私人飞机配套的专属航司人员在前面引路。
楼宴之听见韩烟所说的话后, 却没再向前走。
他站在原地看向不远处即将推出跑道的国航飞机。
航司人员很快就明白楼宴之那目光中的意思。
解释道。
“楼先生,那是今天从内罗毕飞往北城的航班,预计半小时后起飞。”
楼宴之只是看了一眼后, 便没再给予多余的眼色。
却在挂断电话前丢给了韩烟一句。
“如果不想回去被抓着和余家联姻,现在下飞机。
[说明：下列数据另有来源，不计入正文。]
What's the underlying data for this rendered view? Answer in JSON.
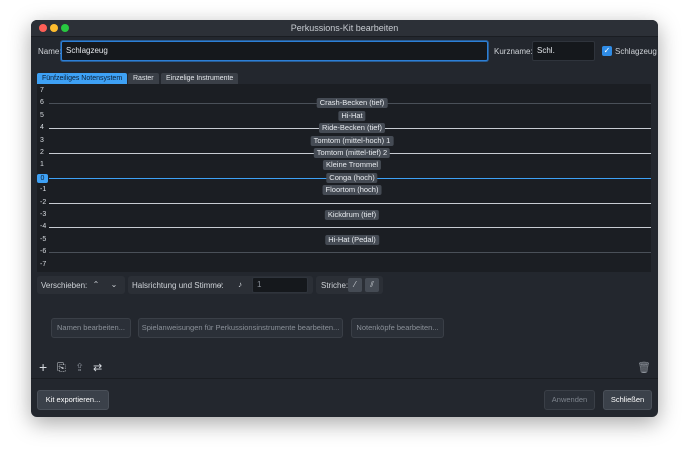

”
韩烟听着听筒里的话,和后面的忙音, 眼中也是一阵茫然。
联姻?
什么联姻?她怎么不知道。
但楼宴之这个人,平时虽然在他们这个小圈子里从来都是那种看热闹不嫌事大的性格。
但每次只要他认真说什么,一定都很靠谱。
所以她亲妈这是假装自己生病诓她去嫁人?
韩烟额头划过一阵黑线。
然后马不停蹄地打了两通电话回去,一通是打给家里家庭医生的, 还有一通是打给她老爸的。
他们家的家庭医生24小时待机, 却罕见地没接她电话。
她老爸倒是接了, 听着人应该在外面。
她紧了紧嗓子, 声音捏的细细的, 一听就是乖女儿的样子。
“爸爸啊, 你不在家吗?我已经上飞机准备回去了,要在迪拜经停,要不要给您带两盒上回您说着好喝的茶叶?”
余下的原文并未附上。